Still, Merchant felt uncomfortable with how religion was used in this presidential election. "Certain candidates made themselves appear to be more religious to get votes," Merchant said. She continued to state that some candidates "made their decisions to have some sort of religious value to get votes from certain religious parties."
Rodriguez-Gebhard agreed that religion plays a heavy role in politics. "The last four years is a good example," he said. "We have a strong political leader with strong Christian viewpoints. He does rule this country and he runs it very Christian-like." Rodriguez-Gebhard shared Merchant's mistrust in politicians they believe use religion to get votes. "Kerry was all gung-ho Muslim for a while," he explained. "I felt it was a little fake."
Sheikh pointed to the Castor-Martinez Florida State Senate race and what he believes was a manipulation by both candidates of the incident involving a University of South Florida professor and his alleged terrorist activities. The USF professor, Sami Al-Arian, was suspected of having terrorist ties during Betty Castor's tenure as president of USF.
Al-Arian, a tenured professor who was fired, has been frequently discussed during the campaign. Mel Martinez believed Al-Arian should have been fired immediately after he was accused of terrorist connections, implying Castor is soft on terrorism. Instead, Al-Arian's pink slip didn't come until he was indicted on federal charges.

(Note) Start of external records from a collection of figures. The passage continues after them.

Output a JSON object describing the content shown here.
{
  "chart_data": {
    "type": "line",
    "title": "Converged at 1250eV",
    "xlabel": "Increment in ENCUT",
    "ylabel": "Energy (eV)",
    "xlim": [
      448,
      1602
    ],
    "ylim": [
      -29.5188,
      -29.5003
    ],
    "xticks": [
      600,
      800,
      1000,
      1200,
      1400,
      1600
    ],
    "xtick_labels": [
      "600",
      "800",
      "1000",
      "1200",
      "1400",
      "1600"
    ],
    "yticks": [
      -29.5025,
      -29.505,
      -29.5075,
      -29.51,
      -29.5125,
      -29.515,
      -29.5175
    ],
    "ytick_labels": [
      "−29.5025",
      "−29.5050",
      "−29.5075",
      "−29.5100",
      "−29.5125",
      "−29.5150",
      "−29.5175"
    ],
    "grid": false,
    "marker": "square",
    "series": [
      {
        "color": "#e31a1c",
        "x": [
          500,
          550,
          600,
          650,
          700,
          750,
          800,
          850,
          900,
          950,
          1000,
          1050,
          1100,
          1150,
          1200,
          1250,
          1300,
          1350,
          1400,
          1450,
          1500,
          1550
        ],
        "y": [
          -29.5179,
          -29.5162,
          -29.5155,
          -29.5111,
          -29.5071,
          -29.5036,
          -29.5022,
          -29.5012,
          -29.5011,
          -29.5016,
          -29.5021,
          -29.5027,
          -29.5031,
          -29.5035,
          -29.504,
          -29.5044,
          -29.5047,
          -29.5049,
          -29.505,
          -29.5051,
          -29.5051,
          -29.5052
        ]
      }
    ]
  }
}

Castor said in an early TV ad for the campaign that she dealt with former USF professor Sami Al-Arian appropriately, and her actions served as qualification for dealing with terrorism firsthand. "They both automatically portrayed him as a terrorist and that they had somehow eliminated a terrorist threat," said Sheikh, who then pointed out the lack of any real information on the issue. "I still don't know his background," Sheikh said.